Non-Hispanic white kids are being diagnosed with Type 1 diabetes at higher rates than children of other ethnic and racial groups and at higher rates than in previous years, according to a new study published Friday in the journal Diabetes.
The rise is especially significant in 5 to 9-year-olds and was slightly higher for boys, the study found. The rate for kids under 4 did not change.
Researchers found that between 2002 and 2009 the rate of diagnosis jumped from 24.4 to 27.4 per 100,000 white youth. This represents about a 2.7 percent growth in newly diagnosed cases annually.
"Our findings indicate that the rates of Type 1 diabetes in youth are increasing," said Jean Lawrence, lead author and senior research scientist at the Kaiser Permanente Southern California Department of Research and Evaluation. "These children will require specialized health care as they enter young adulthood."

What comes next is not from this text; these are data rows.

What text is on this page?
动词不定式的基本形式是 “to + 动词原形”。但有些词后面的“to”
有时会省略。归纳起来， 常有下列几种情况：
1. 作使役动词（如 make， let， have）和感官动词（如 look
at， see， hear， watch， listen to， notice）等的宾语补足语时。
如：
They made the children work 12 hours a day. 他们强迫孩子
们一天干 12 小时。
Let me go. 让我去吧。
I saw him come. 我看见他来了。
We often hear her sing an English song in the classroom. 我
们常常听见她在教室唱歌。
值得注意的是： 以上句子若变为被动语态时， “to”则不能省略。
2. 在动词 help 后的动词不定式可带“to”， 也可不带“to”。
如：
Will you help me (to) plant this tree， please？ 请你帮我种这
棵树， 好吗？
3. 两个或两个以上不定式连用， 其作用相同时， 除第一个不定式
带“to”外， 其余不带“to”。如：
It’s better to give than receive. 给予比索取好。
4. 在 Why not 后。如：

The study didn’t say why white children are harder hit with Type 1 diabetes, also known as juvenile diabetes, although other research has suggested some possible culprits, Lawrence said.
"There are genetic determinants and there may be some environmental triggers for autoimmune response that is leading to the development of Type 1 diabetes," she said.
When a child has Type 1 it means the body has lost the ability to produce insulin. Insulin is the hormone that converts sugar, starches and other foods into energy. Because their bodies do not produce insulin they must get insulin therapy, usually via a daily injection.
"The reason this is important is because Type 1 diabetes is a condition that requires a lot of management by children and their parents and it is associated over time with other complications resulting from developing Type 1 diabetes," Lawrence said.
Obesity has not been linked to Type 1, Lawrence said, adding that "the proportion of [children with] Type 1 that are overweight and obese mirror what we see in the general population of children in the United States. If you look at Type 2 they are much more overweight and obese."
With Type 2 the body becomes insulin resistant, which Lawrence said is related to being overweight.
Researchers are exploring genetics, environment and other factors in their quest to determine why non-Hispanic white children are more prone to developing Type 1 diabetes Lawrence said. Type 2 diabetes is more prevalent in the non-white groups of children.
The study used data generated by a larger, multi-year study of about 3 million children called the SEARCH study. The newly-published research is based on SEARCH information on children and teens from five states – California, Colorado, Ohio, South Carolina and Washington.